Frosinone - Dopo Novara non c'è motivo di ripetere lo stesso errore

 di Luca Frasacco  articolo letto 574 volte
© foto di Federico Gaetano
Frosinone - Dopo Novara non c'è motivo di ripetere lo stesso errore

Ci sarebbero poche, pochissime parole per descrive la prestazione del Frosinone a Novara, o meglio, il Frosinone non è mai sceso in campo, se non negli ultimi minuti del secondo tempo, quando un gol di Soddimo (uno dei rari casi in cui si è visto l'utilizzo efficiente di tecnica individuale) ha rivitalizzato una squadra spenta, inerme, inoffensiva. Incapace di imporre il proprio gioco -sempre che sia stato ideato- e surclassata tatticamente dal Novara; compagine che ha azzeccato l'approccio alla partita, ha costretto gli avversari a giocare male, ha concesso pochissimo sbagliando ancora di meno: certamente sopra le aspettative di una squadra che aveva raccolto prima di stasera, solo due vittorie in sette partite. Errore di sottovalutazione? Probabile, ma la mancanza di carattere, come ribadito da Moreno Longo è stata inaccettabile. Il Novara ha saputo pressare efficacemente i portatori nel momento di non possesso, ha saputo chiudere le linee, ed ha accettato, quasi sorridendo sotto i baffi, il gioco scelto da ciociari: cross, palle alte, inserimenti premiati solo da traiettorie paraboliche. Tutti modi perfetti per rallentare l'azione, per evitare sadicamente di sorprendere gli azzurri che in campo erano già posizionato perfettamente e che in nessuna occasione avrebbero perso la marcatura.

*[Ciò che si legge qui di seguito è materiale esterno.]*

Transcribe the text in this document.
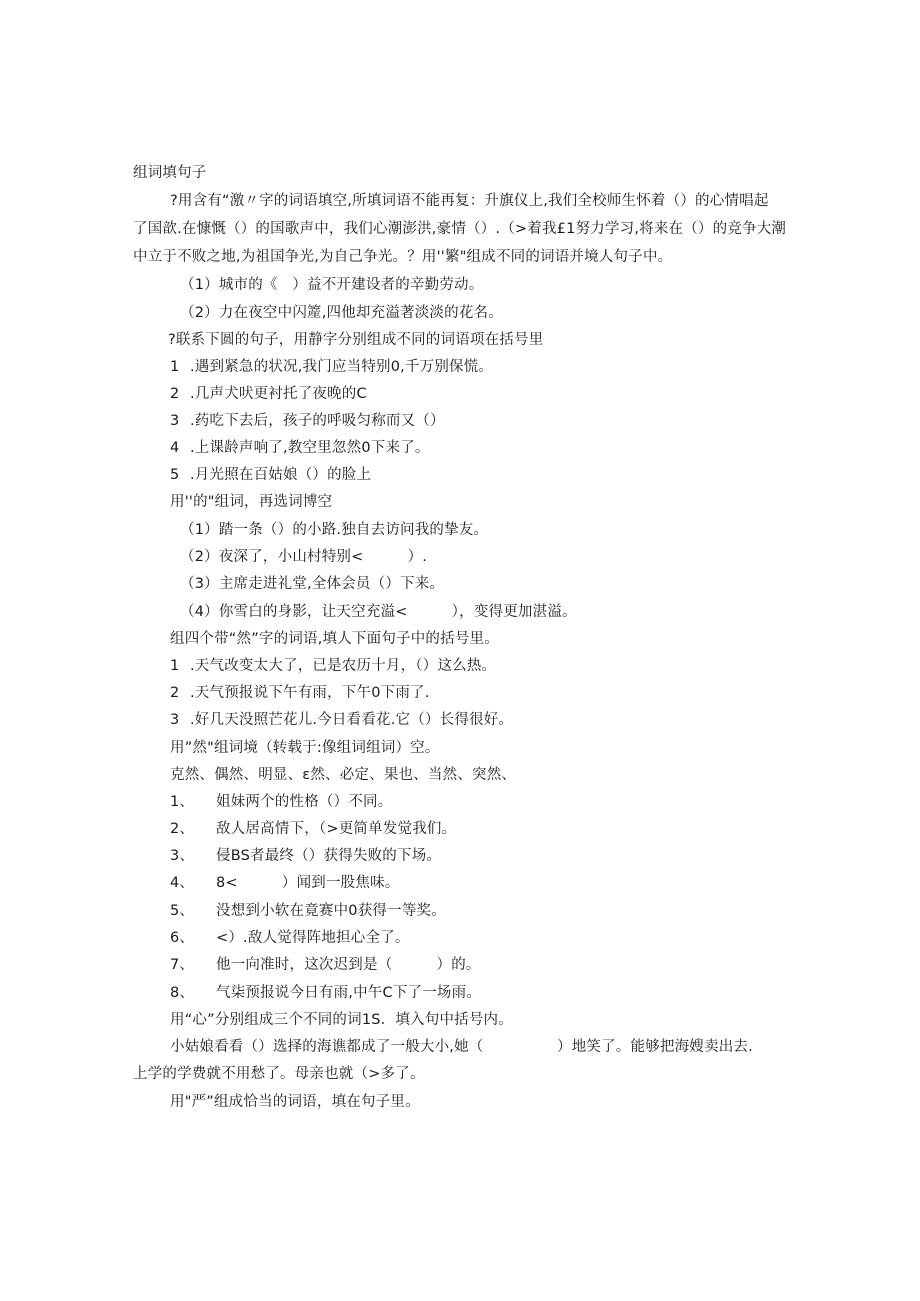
组词填句子
?用含有“激〃字的词语填空,所填词语不能再复：升旗仪上,我们全校师生怀着（）的心情唱起
了国歆.在慷慨（）的国歌声中，我们心潮澎洪,豪情（）.（>着我£1努力学习,将来在（）的竞争大潮
中立于不败之地,为祖国争光,为自己争光。？用''繁"组成不同的词语并境人句子中。
（1）城市的《　）益不开建设者的辛勤劳动。
（2）力在夜空中闪簅,四他却充溢著淡淡的花名。
?联系下圆的句子，用静字分别组成不同的词语项在括号里
1 .遇到紧急的状况,我门应当特别0,千万别保慌。
2 .几声犬吠更衬托了夜晚的C
3 .药吃下去后，孩子的呼吸匀称而又（）
4 .上课龄声响了,教空里忽然0下来了。
5 .月光照在百姑娘（）的脸上
用''的"组词，再选词博空
（1）踏一条（）的小路.独自去访问我的挚友。
（2）夜深了，小山村特别<　　　）.
（3）主席走进礼堂,全体会员（）下来。
（4）你雪白的身影，让天空充溢<　　　），变得更加湛溢。
组四个带“然”字的词语,填人下面句子中的括号里。
1 .天气改变太大了，已是农历十月，（）这么热。
2 .天气预报说下午有雨，下午0下雨了.
3 .好几天没照芒花儿.今日看看花.它（）长得很好。
用”然"组词境（转载于:像组词组词）空。
克然、偶然、明显、ε然、必定、果也、当然、突然、
1、 姐妹两个的性格（）不同。
2、 敌人居高情下，（>更简单发觉我们。
3、 侵BS者最终（）获得失败的下场。
4、 8<　　　）闻到一股焦味。
5、 没想到小软在竟赛中0获得一等奖。
6、 <）.敌人觉得阵地担心全了。
7、 他一向准时，这次迟到是（　　　）的。
8、 气柒预报说今日有雨,中午C下了一场雨。
用“心”分别组成三个不同的词1S．填入句中括号内。
小姑娘看看（）选择的海谯都成了一般大小,她（　　　　　）地笑了。能够把海嫂卖出去.
上学的学费就不用愁了。母亲也就（>多了。
用"严”组成恰当的词语，填在句子里。
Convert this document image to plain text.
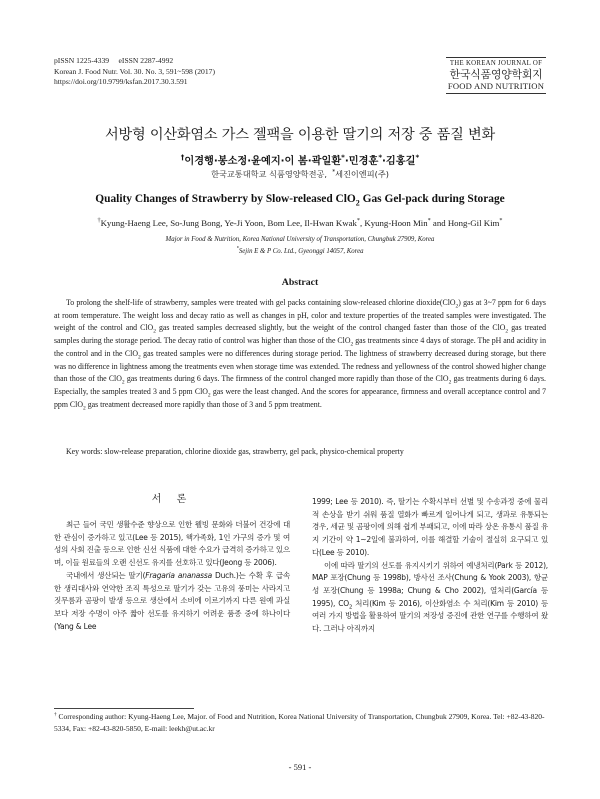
pISSN 1225-4339     eISSN 2287-4992
Korean J. Food Nutr. Vol. 30. No. 3, 591~598 (2017)
https://doi.org/10.9799/ksfan.2017.30.3.591
THE KOREAN JOURNAL OF
한국식품영양학회지
FOOD AND NUTRITION
서방형 이산화염소 가스 젤팩을 이용한 딸기의 저장 중 품질 변화
†이경행·봉소정·윤예지·이 봄·곽일환*·민경훈*·김홍길*
한국교통대학교 식품영양학전공,  *세진이엔피(주)
Quality Changes of Strawberry by Slow-released ClO$_2$ Gas Gel-pack during Storage
†Kyung-Haeng Lee, So-Jung Bong, Ye-Ji Yoon, Bom Lee, Il-Hwan Kwak*, Kyung-Hoon Min* and Hong-Gil Kim*
Major in Food & Nutrition, Korea National University of Transportation, Chungbuk 27909, Korea
*Sejin E & P Co. Ltd., Gyeonggi 14057, Korea
Abstract
To prolong the shelf-life of strawberry, samples were treated with gel packs containing slow-released chlorine dioxide(ClO$_2$) gas at 3~7 ppm for 6 days at room temperature. The weight loss and decay ratio as well as changes in pH, color and texture properties of the treated samples were investigated. The weight of the control and ClO$_2$ gas treated samples decreased slightly, but the weight of the control changed faster than those of the ClO$_2$ gas treated samples during the storage period. The decay ratio of control was higher than those of the ClO$_2$ gas treatments since 4 days of storage. The pH and acidity in the control and in the ClO$_2$ gas treated samples were no differences during storage period. The lightness of strawberry decreased during storage, but there was no difference in lightness among the treatments even when storage time was extended. The redness and yellowness of the control showed higher change than those of the ClO$_2$ gas treatments during 6 days. The firmness of the control changed more rapidly than those of the ClO$_2$ gas treatments during 6 days. Especially, the samples treated 3 and 5 ppm ClO$_2$ gas were the least changed. And the scores for appearance, firmness and overall acceptance control and 7 ppm ClO$_2$ gas treatment decreased more rapidly than those of 3 and 5 ppm treatment.
Key words: slow-release preparation, chlorine dioxide gas, strawberry, gel pack, physico-chemical property
서 론

최근 들어 국민 생활수준 향상으로 인한 웰빙 문화와 더불어 건강에 대한 관심이 증가하고 있고(Lee 등 2015), 핵가족화, 1인 가구의 증가 및 여성의 사회 진출 등으로 인한 신선 식품에 대한 수요가 급격히 증가하고 있으며, 이들 원료들의 오랜 신선도 유지를 선호하고 있다(Jeong 등 2006).

국내에서 생산되는 딸기(Fragaria ananassa Duch.)는 수확 후 급속한 생리대사와 연약한 조직 특성으로 딸기가 갖는 고유의 풍미는 사라지고 짓무름과 곰팡이 발생 등으로 생산에서 소비에 이르기까지 다른 원예 과실보다 저장 수명이 아주 짧아 선도를 유지하기 어려운 품종 중에 하나이다(Yang & Lee

1999; Lee 등 2010). 즉, 딸기는 수확시부터 선별 및 수송과정 중에 물리적 손상을 받기 쉬워 품질 열화가 빠르게 일어나게 되고, 생과로 유통되는 경우, 세균 및 곰팡이에 의해 쉽게 부패되고, 이에 따라 상온 유통시 품질 유지 기간이 약 1~2일에 불과하여, 이를 해결할 기술이 절실히 요구되고 있다(Lee 등 2010).

이에 따라 딸기의 선도를 유지시키기 위하여 예냉처리(Park 등 2012), MAP 포장(Chung 등 1998b), 방사선 조사(Chung & Yook 2003), 항균성 포장(Chung 등 1998a; Chung & Cho 2002), 열처리(García 등 1995), $CO_2$ 처리(Kim 등 2016), 이산화염소 수 처리(Kim 등 2010) 등 여러 가지 방법을 활용하여 딸기의 저장성 증진에 관한 연구를 수행하여 왔다. 그러나 아직까지

† Corresponding author: Kyung-Haeng Lee, Major. of Food and Nutrition, Korea National University of Transportation, Chungbuk 27909, Korea. Tel: +82-43-820-5334, Fax: +82-43-820-5850, E-mail: leekh@ut.ac.kr
- 591 -
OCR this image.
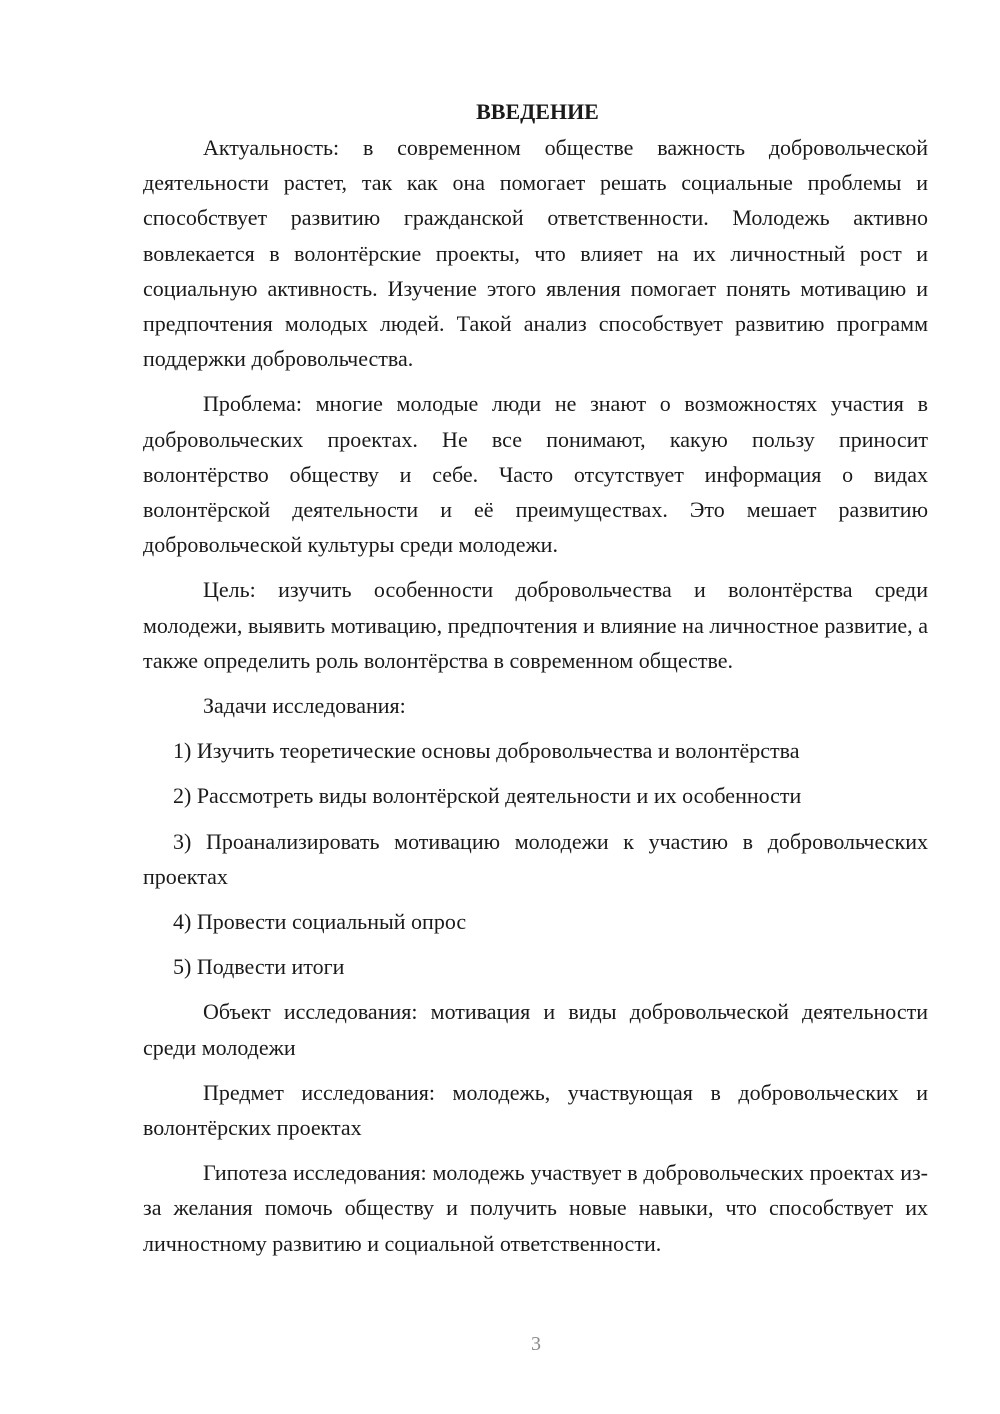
ВВЕДЕНИЕ

Актуальность: в современном обществе важность добровольческой деятельности растет, так как она помогает решать социальные проблемы и способствует развитию гражданской ответственности. Молодежь активно вовлекается в волонтёрские проекты, что влияет на их личностный рост и социальную активность. Изучение этого явления помогает понять мотивацию и предпочтения молодых людей. Такой анализ способствует развитию программ поддержки добровольчества.

Проблема: многие молодые люди не знают о возможностях участия в добровольческих проектах. Не все понимают, какую пользу приносит волонтёрство обществу и себе. Часто отсутствует информация о видах волонтёрской деятельности и её преимуществах. Это мешает развитию добровольческой культуры среди молодежи.

Цель: изучить особенности добровольчества и волонтёрства среди молодежи, выявить мотивацию, предпочтения и влияние на личностное развитие, а также определить роль волонтёрства в современном обществе.

Задачи исследования:

1) Изучить теоретические основы добровольчества и волонтёрства

2) Рассмотреть виды волонтёрской деятельности и их особенности

3) Проанализировать мотивацию молодежи к участию в добровольческих проектах

4) Провести социальный опрос

5) Подвести итоги

Объект исследования: мотивация и виды добровольческой деятельности среди молодежи

Предмет исследования: молодежь, участвующая в добровольческих и волонтёрских проектах

Гипотеза исследования: молодежь участвует в добровольческих проектах из-за желания помочь обществу и получить новые навыки, что способствует их личностному развитию и социальной ответственности.

3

È la prestazione più brutta nel momento peggiore: se già i pochi gol avevano fatto sorgere dubbi ai più maliziosi, queste due sconfitte, intervallate dal pareggio contro la Cremonese, pesano ancor di più per il rimorso della mancata possibilità di allungare in classifica (che diventa sempre più corta), e soprattutto per l'involuzione di prestazione, che ha toccato il picco appena prima della rete dell' 1-2. Il rischio d'una prestazione timorosa in un momento negativo è che tolga certezze al collettivo. Il lavoro di Longo dovrà ora concentrarsi su questo, ed è dal lavoro che si deve ripartire. Sbagliare è ancora concesso, il campionato lo permette, ma questa squadra deve aver fretta di apprendere assicurandosi di farlo nel modo opportuno e comprendendo l'incredulità degli spettatori, quasi tutti sorpresi nel veder giocare male il Frosinone in assenza di un motivo valido. Ma è proprio la mancanza di causa che deve tranquillizzare il gruppo: sabato arriva il Palermo, e non c'è ragione per pensare di ripetere due volte lo stesso errore.